Authors Alliance Supports Limitations and Exceptions for Education at WIPO SCCR/37

Posted December 3, 2018
bridge with flags in Geneva

photo by hpgruesen | CC0

Last week, Authors Alliance participated in the thirty-seventh session of the World Intellectual Property (WIPO) Standing Committee on Copyright and Related Rights (SCCR/37) in Geneva. Among other topics, the Committee addressed copyright limitations and exceptions for educational and research institutions.

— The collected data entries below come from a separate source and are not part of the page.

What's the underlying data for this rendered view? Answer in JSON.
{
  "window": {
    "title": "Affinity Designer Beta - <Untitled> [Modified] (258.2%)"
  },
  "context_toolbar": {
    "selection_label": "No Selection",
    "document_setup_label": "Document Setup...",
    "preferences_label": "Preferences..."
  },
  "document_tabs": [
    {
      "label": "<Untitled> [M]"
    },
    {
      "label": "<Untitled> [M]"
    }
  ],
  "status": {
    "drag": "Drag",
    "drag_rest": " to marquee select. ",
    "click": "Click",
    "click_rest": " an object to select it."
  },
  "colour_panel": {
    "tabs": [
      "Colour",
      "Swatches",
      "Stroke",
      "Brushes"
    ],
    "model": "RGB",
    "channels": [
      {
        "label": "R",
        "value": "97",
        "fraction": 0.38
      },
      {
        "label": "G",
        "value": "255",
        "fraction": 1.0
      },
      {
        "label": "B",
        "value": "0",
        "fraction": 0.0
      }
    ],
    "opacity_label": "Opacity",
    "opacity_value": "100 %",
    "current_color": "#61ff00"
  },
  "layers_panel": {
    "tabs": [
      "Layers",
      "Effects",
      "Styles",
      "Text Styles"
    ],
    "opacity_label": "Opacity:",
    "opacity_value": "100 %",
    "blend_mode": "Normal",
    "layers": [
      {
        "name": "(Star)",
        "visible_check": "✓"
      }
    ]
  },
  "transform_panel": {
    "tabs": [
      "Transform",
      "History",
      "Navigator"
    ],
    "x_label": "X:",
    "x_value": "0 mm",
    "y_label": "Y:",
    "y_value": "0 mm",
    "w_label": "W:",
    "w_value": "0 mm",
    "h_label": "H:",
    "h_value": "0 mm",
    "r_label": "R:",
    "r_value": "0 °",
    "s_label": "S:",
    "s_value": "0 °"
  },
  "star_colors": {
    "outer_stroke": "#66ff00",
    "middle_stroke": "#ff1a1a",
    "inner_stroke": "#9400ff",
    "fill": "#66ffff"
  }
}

Authors Alliance presented a statement to the Committee on how limitations and exceptions for education can benefit authors, without undermining fundamental purposes of copyright policy, and can encourage the diffusion of knowledge:

  • Limitations and exceptions for educational purposes can help authors reach wider audiences. Limitations and exceptions facilitate engagement with works that users would otherwise forego due to the cost, difficulty, or even impossibility of licensing, allowing authors to reach new readers without interfering with the normal market for their works. This in turn helps authors establish a larger readership.
  • Educational limitations and exceptions also promote significant reputational benefits for authors. Educational limitations and exceptions help authors build reputational capital because the uses they enable, such as the use of excerpts from a work in a classroom, signal that the author has made significant contributions to their field. These benefits are especially pronounced for academic authors, whose scholarly reputations are enhanced when their works are assigned as classroom reading.
  • Educational limitations and exceptions can also reinforce academic authors’ incentives to create. Limitations and exceptions amplify authors’ abilities to contribute to the advancement of knowledge by allowing readers to more readily discover, make use of, and build on their works. These benefits are particularly motivating to academic authors, who often create works in order to share their knowledge, insights, and ideas with a new generation of learners.
  • Equitable considerations also favor expanded academic limitations and exceptions. Many authors of works that are still in copyright did not have access to the expanded array of dissemination options that exist in today’s publishing ecosystem, including more open frameworks. If they had, they might have chosen to make their works more readily available to the public, but instead their works are often under the control of third-party rights holders. As more academic authors are making their scholarship openly accessible, educators increasingly have the option to assign freely available academic works. As a result, authors of earlier works will be disadvantaged if educational limitations and exceptions do not provide a mechanism by which educators can readily assign reasonable portions of their works for educational purposes.
  • Insofar as authors are also learners, researchers, and educators, educational limitations and exceptions benefit them by allowing them to access and use the copyrighted works that they need to build their knowledge, engage in research activities, and instruct their students. For example, graduate students and professors need to be able to access and assign limited portions of works in order to teach new generations of learners. If educational limitations and exceptions do not permit limited unremunerated uses for limited educational purposes, essential learning, research, and teaching activities would be unreasonably frustrated.

We are grateful to Zachary Freeman, a third-year law student at New York University School of Law, for providing background research to support our work at WIPO.

Also of note during the session, Professor Sean Flynn from American University introduced a proposed Treaty on Educational and Research Activities (TERA), which aims to harmonize limitations and exceptions and protect cross-border sharing of works in order to promote education and research around the world. TERA includes a general flexible mandate to adopt exceptions for education and research modeled on Berne Article 10(2) and extended to include research activities. The proposed treaty applies to all works—including digital works—used by teachers, students, researchers for teaching, learning, materials creation, and research activities, as long as the use is restrained to the extent justified by a lawful purpose and is compatible with fair practice. Learn more about TERA here.

Authors Alliance will continue to report on the progress of educational limitations and exceptions at WIPO.